Life history timing and the origin and maintenance of biodiversity
Phenology, or seasonal timing, is a critical component of adaptation for organisms in temperate environments. From subtropical forests to the arctic tundra, animals, plants, and microbes are challenged by shifting conditions throughout the year. Abiotic conditions such as temperature and precipitation along with seasonal changes in biotic factors, such as the presence or abundance of prey, mutualists, competitors, or parasites may restrict an organism’s ability to thrive throughout the year. We expect natural selection to act strongly on traits that allow organisms to mitigate these seasonal challenges, by allowing them to weather unfavorable conditions and synchronize key life stages – like growth and reproduction, with the right temporal windows.
The evolution of seasonal timing is an important facet of my lab’s dual central questions of ‘how does new biodiversity come about?’ and ‘how is biological variation maintained in the face of environmental change?’. For the first part, because reproduction is often highly seasonal, phenological adaptation may be a potent driver of speciation. If adaptation to a new ecological opportunity involves a shift in life cycle timing, the resulting offset in mating seasons can rapidly drive reproductive isolation – placing populations on separate evolutionary trajectories on the path to become separate species. Seasonality may therefore be a critical axis of diversification for some groups of organisms, with diversity in seasonal niches setting the stage for temporal adaptive radiations.

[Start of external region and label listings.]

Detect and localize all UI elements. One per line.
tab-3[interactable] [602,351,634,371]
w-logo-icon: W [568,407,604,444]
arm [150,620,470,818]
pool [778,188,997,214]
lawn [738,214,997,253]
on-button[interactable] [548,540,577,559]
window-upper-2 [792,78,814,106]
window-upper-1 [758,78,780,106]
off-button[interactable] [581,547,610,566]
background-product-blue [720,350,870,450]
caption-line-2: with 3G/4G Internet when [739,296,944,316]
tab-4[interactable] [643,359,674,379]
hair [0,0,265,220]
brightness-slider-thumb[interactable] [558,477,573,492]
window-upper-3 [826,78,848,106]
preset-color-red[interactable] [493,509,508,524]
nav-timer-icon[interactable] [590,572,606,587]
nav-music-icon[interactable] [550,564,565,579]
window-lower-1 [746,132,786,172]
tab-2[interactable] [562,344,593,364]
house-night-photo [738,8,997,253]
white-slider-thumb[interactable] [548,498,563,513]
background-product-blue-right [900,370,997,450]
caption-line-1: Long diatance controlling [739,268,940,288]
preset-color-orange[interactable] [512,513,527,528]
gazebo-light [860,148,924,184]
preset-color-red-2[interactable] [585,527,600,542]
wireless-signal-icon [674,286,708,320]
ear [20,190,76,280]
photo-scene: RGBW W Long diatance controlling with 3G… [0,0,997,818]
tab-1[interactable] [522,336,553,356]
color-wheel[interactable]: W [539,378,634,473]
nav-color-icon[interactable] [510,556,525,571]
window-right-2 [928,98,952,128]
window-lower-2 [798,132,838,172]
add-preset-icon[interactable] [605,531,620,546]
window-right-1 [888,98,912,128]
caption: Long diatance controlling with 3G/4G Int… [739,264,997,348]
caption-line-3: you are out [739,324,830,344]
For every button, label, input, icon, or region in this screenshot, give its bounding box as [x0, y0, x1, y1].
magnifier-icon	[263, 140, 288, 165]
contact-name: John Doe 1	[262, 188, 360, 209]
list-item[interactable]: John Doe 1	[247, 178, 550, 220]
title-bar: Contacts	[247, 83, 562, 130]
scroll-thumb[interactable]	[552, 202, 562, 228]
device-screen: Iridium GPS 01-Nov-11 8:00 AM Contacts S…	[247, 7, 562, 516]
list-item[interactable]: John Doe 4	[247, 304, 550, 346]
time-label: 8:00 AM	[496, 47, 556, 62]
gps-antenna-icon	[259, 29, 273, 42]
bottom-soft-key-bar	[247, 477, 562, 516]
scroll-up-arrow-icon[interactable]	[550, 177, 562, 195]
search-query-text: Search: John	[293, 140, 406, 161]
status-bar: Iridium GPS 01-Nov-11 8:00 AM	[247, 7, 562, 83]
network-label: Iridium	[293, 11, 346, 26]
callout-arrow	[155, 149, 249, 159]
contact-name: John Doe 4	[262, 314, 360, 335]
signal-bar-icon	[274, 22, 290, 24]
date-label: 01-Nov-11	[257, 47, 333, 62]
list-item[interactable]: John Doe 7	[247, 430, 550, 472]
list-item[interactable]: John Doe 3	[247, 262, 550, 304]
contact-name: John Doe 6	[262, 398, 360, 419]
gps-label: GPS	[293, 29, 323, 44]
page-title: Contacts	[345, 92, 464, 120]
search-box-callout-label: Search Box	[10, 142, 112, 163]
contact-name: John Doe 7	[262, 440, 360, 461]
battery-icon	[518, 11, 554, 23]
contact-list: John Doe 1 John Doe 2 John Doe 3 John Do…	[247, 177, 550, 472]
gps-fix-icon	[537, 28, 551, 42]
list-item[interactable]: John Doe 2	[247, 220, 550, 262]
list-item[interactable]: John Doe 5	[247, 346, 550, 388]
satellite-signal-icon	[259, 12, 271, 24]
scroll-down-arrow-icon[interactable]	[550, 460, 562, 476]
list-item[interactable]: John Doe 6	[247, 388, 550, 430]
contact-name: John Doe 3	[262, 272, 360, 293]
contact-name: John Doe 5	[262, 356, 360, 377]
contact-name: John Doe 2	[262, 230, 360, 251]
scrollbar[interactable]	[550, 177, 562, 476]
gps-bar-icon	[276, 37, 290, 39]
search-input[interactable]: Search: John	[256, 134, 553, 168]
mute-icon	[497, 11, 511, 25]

For the second question, altered phenology is expected to be one of (if not the) most important ecological ramifications of climate change. For many organisms, particularly ectotherms like insects, the direct effects of increased temperatures in the coming decades may not pose existential threats to populations, in terms of being able to survive and grow in slightly warmer conditions. However, the changing climate may have drastic effects on the environmental cues that organisms use to maintain adaptive life cycle timing. An increase in a few degrees across seasons, shortened winters, or increased variability during seasonal transitions may pull the phenological rug out from under ecological communities, driving maladaptive life history responses or decoupling seasonal synchrony across closely interacting organisms.
Much of the work in my lab focuses on understanding the ecological and genomic factors that promote or constrain rapid adaptation to novel seasonal conditions. We are interested in questions such as the eco-physiological basis of variation in life history timing, how standing genetic variation underlying seasonal adaptation is maintained in populations, the genomic architecture of dormancy traits, the role of phenological divergence in adaptive radiations, and predicting how populations and communities will respond to future seasonal regimes. These questions of seasonal adaptation are relevant to all of the study systems our groups works with, including seed dispersing ants and gall-former/parasitoid communities (see below), but this forms the basis of our primary work with Rhagoletis flies: a model system for both ecological speciation-in-action and rapid phenological adaptation.
Rhagoletis pomonella is a specialist Tephritid fruit fly that ancestrally infested the fruit of hawthorn trees in eastern North America. In the 1850s, a population of these flies shifted to specializing on infesting apples - which had been introduced by European colonizers two centuries earlier. Shifting to this novel host required adaptation in two key traits: 1) chemosensory behavioral adaptation shaping attraction and avoidance to the fruit surface volatiles used by the flies to find mating and oviposition sites and 2) dormancy-mediated life history timing, synchronizing the short-lived adult life stage with the brief period of available ripe host fruit, which occurs 3-4 weeks earlier for apple compared to hawthorn. Both ecological traits play a direct role in the flies' system of mating, driving both prezygotic and postzygotic reproductive isolation. Gene flow between apple and hawthorn flies in places where the trees grow side-by-side is limited to ~4% per generation, placing these flies in an intermdiate phase of the speciaiton process in just the past ~160 years.
This evolutionary shift to an earlier life cycle timing during recent historical times is closely analagous to what we expect many populations may be faced with in the coming decades under climate change. Our work includes both further elucidating the classic speciation story in Rhagoletis and also developing this as a powerful system for studying rapid adaptation to climate change. Current projects include: testing for phenotypic and genomic responses to simulated climate change using environmental chambers that mimic natural soil temperature conditions for R. pomonella pupae, determining how genetic variation underlying seasonal adaptation is maintained within and across populations, investigating how different facets of climate change - such as shortened winters and increased volatility in winter/spring transitions may disrupt adaptive life history timing, and integrating phenotypic and population genomic data at broad geographic scales to predict thresholds of vulnerability to altered seasonal regimes across populations.